The problem with Laser Coin is that there’s limited information about the coin available online. The official website, LaserICO.online, has no whitepaper or further information about the project. There are images of a Laser Coin app, and a basic overview of the lending platform, but there’s no concrete information about the project’s goals.
Here’s what we know about Laser Coin based on the website:
- You can lend or borrow Laser Coin through the laser coin platform
- When a lending contract is complete, you can withdraw Laser Coin or renew your contract
- Each lending contract lasts for 30, 45, 60, or 90 days, depending on the amount of money being lent; LZR cannot be withdrawn during this period
- You can earn referral commissions of 4%, down 5 levels, for referring people to the platform
- There’s no minimum or maximum coin lending amount
- Laser Coin doesn’t seem to have any interest program in place; if you borrow 1 LZR through the platform, then you’re required to pay 1 LZR back to the platform, and the lender receives 1 LZR
- The incentive to lend LZR comes from the expected future price; if the price of 1 LZR is $1 USD when you deposit it, and that price rises to $5 USD when you withdraw it, then you’ve made money
That’s the process mentioned on the official website. I don’t really understand what Laser Coin is trying to say here. Why would someone lend money at a 0% interest rate? Why wouldn’t you just hold onto your coins while they appreciate in value? The company bases a lot of its information on the assumption that the price of Laser Coin will rise dramatically – but we see no reason to believe that will ever occur.
Laser Coin Timeline
Laser Coin doesn’t appear to have any products or services in place right now. However, the ICO and web wallet are scheduled for December 2017, followed by the launch of a mining pool and blockchain explorer in January 2018. The lending program is expected to launch in February.
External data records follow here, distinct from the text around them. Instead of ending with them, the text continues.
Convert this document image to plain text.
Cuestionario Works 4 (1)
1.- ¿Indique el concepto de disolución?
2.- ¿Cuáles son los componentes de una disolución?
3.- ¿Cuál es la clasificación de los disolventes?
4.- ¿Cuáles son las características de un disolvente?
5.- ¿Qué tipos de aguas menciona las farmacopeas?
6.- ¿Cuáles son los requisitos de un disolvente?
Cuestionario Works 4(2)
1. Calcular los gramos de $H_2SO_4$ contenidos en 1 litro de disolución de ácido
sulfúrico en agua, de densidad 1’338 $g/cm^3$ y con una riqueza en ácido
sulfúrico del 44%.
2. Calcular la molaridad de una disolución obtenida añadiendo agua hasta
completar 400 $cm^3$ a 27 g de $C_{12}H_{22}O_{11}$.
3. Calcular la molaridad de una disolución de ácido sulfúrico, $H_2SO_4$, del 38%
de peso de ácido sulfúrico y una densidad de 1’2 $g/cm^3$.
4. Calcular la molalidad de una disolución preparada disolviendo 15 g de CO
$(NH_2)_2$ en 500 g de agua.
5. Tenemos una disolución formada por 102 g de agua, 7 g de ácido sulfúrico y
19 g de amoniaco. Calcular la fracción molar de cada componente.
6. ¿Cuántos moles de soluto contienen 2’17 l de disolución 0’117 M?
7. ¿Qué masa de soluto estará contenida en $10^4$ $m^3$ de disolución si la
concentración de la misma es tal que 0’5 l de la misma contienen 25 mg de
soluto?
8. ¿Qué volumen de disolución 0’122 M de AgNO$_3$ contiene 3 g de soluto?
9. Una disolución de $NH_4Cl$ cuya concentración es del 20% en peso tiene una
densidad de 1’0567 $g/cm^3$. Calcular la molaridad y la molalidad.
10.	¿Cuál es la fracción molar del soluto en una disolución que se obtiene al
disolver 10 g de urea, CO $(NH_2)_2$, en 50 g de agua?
By December 2018, Laser Coin hopes to launch an Android app, be listed on multiple exchanges, and have a complete mining/lending system in place.
The Laser Coin ICO
The Laser Coin ICO launches on December 8, 2017. There’s limited information about the ICO available online. However, it seems you can reserve your coins by visiting LaserICO.online today.
Like other lending scheme crypto companies, Laser Coin has a fixed supply of coins available per day. Hextra’s ICO launched with this model, and they used it to seem like their coin had higher demand than it actually did.
In any case, the Laser Coin website lists an exchange rate of $5 per token. However, they also mention that 300 LZR tokens will be available at a price of 0.08 BTC during the ICO, followed by 900 LZR tokens at a price of 0.02 BTC, and 4 million LZR tokens at a price of 0.05 BTC, with the final 12 million LZR tokens listed at 0.1 BTC.
The company claims that there’s a total supply of 49.6 million Laser Coin tokens, with only about 16 million of those tokens available during the ICO. It’s unclear where the remainder of the tokens are held.
Who’s Behind Laser Coin?
Laser Coin’s website features no team information, and the company has no contact information posted on the website.
Typically, when someone asks you to invest in their opportunity but refuses to disclose their information, it means you’re being scammed.
Laser Coin Conclusion
Ultimately, we can’t figure out much information about the Laser Coin ICO or how it works. The website does a horrible job of explaining anything. The website doesn’t have a whitepaper, team information, or any further info about the project. Based on what we can see online, the project is a lending scam similar to Bitconnect and Hextra. The developers claim their token is worth $5, with the value expected to rise in the future. However, they don’t explain why that rise in value will occur.
For all of these reasons, Laser Coin (LZR) is one ICO you should probably avoid – at least until more information appears online.